Based on the above embodiment, the judging module is configured to obtain the characteristics of the crawled data and the characteristics of the target data, respectively; determining whether the crawled data comprises target data according to a comparison result of the characteristics of the crawled data and the characteristics of the target data; if the comparison result shows that the characteristics of the crawled data are matched with the characteristics of the target data, determining that the crawled data comprise the target data; and if the comparison result shows that the characteristics of the crawled data are not matched with the characteristics of the target data, determining that the crawled data do not comprise the target data.
Based on the above embodiment, the judging module is configured to determine whether the crawled data includes target data according to whether preset content is obtained, where the preset content is generated in the current page after the crawler tool crawls the target data; if the preset content is obtained, determining that the crawled data comprises target data; and if the preset content is not obtained, determining that the crawled data does not comprise the target data.
Based on the above embodiment, the preset contents include: at least one of a page element and page request data.
Based on the above embodiment, the crawling parameters include: the method comprises the steps of at least one of single page operation times, page turning times, crawling path depth, the number of pages required to be crawled by a crawler tool at the next node and the ratio of the number of nodes behind the current node of the crawler tool to the total number of nodes.
It should be noted here that: the description of the apparatus embodiments above is similar to that of the method embodiments above, with similar advantageous effects as the method embodiments. For technical details not disclosed in the embodiments of the apparatus of the present invention, please refer to the description of the embodiments of the method of the present invention.
Based on the same inventive concept, the embodiment of the present invention further provides an electronic device, which may include the device for terminating crawling of the crawler tool in the above embodiment, where the electronic device may be a server, a personal computer, or the like. Fig. 3 is a schematic structural diagram of an electronic device according to an embodiment of the present invention, and referring to fig. 3, the electronic device 300 includes: at least one processor 301; and at least one memory 302, bus 303 connected to the processor 301; wherein, the processor 301 and the memory 302 complete communication with each other through the bus 303; processor 301 is configured to invoke program instructions in memory 302 to perform a method of terminating crawling of a crawler tool as in one or more of the embodiments described above, processor 301 being configured to obtain crawling results of the crawler tool; judging whether the crawling result meets a termination condition or not, wherein the termination condition can be configured according to crawling requirements; and if the crawling result meets the termination condition, controlling the crawler tool to finish crawling.
Based on the above embodiment, the processor is configured to determine whether the crawled data includes target data when the crawled result includes crawled data; if so, judging that the crawling result meets the termination condition; and/or when the crawling result comprises crawling parameters, judging whether the value of the crawling parameters reaches a preset value or not; if so, judging that the crawling result meets the termination condition.

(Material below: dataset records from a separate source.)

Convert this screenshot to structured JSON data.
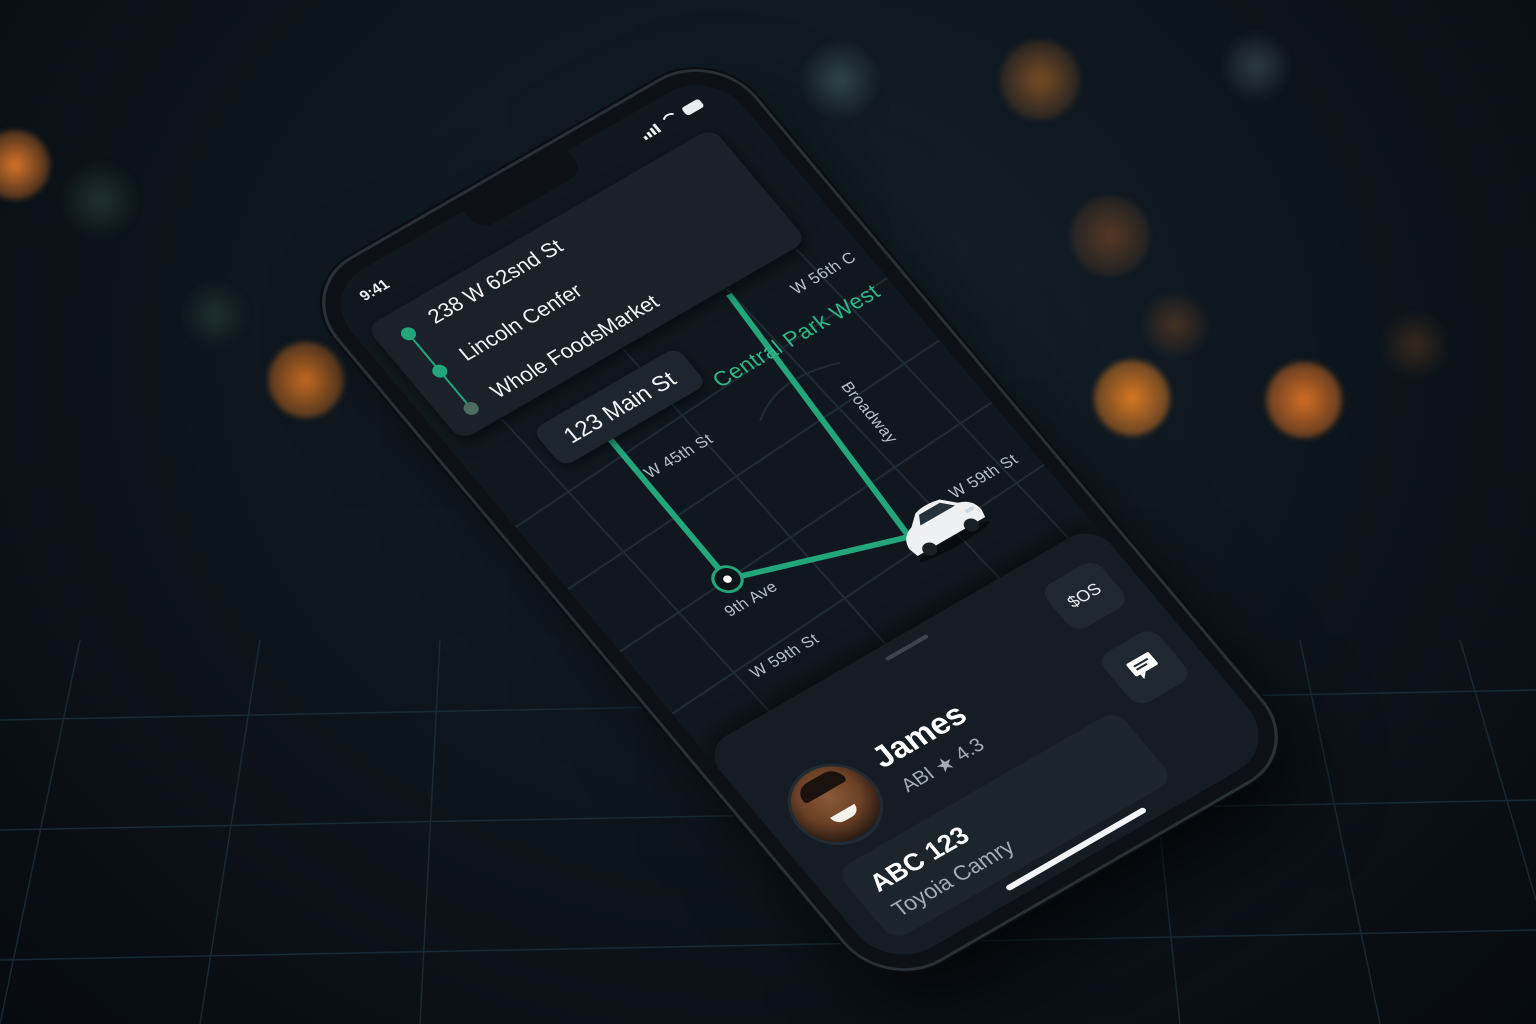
{
  "status_bar": {
    "time": "9:41"
  },
  "route": {
    "stops": [
      "238 W 62snd St",
      "Lincoln Cenfer",
      "Whole FoodsMarket"
    ],
    "origin": "123 Main St"
  },
  "map": {
    "streets": {
      "w56": "W 56th C",
      "central_park_west": "Central Park West",
      "w45": "W 45th St",
      "vertical": "Broadway",
      "w59_right": "W 59th St",
      "ninth_ave": "9th Ave",
      "w59_bottom": "W 59th St"
    },
    "route_color": "#22a67a"
  },
  "driver": {
    "name": "James",
    "code": "ABI",
    "rating": "4.3",
    "price": "$OS",
    "plate": "ABC 123",
    "car_model": "Toyoia Camry"
  },
  "icons": [
    "star-icon",
    "chat-icon",
    "signal-icon",
    "wifi-icon",
    "battery-icon",
    "car-icon",
    "location-pin-icon"
  ]
}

Based on the above embodiment, the processor is configured to obtain the characteristics of the crawled data and the characteristics of the target data, respectively; determining whether the crawled data comprises target data according to a comparison result of the characteristics of the crawled data and the characteristics of the target data; if the comparison result shows that the characteristics of the crawled data are matched with the characteristics of the target data, determining that the crawled data comprise the target data; and if the comparison result shows that the characteristics of the crawled data are not matched with the characteristics of the target data, determining that the crawled data do not comprise the target data.
Based on the above embodiment, the processor is configured to determine whether the crawled data includes target data according to whether preset content is obtained, where the preset content is generated in the current page after the crawler tool crawls the target data; if the preset content is obtained, determining that the crawled data comprises target data; and if the preset content is not obtained, determining that the crawled data does not comprise the target data.
Based on the above embodiment, the preset contents include: at least one of a page element and page request data.
Based on the above embodiment, the crawling parameters include: the method comprises the steps of at least one of single page operation times, page turning times, crawling path depth, the number of pages required to be crawled by a crawler tool at the next node and the ratio of the number of nodes behind the current node of the crawler tool to the total number of nodes.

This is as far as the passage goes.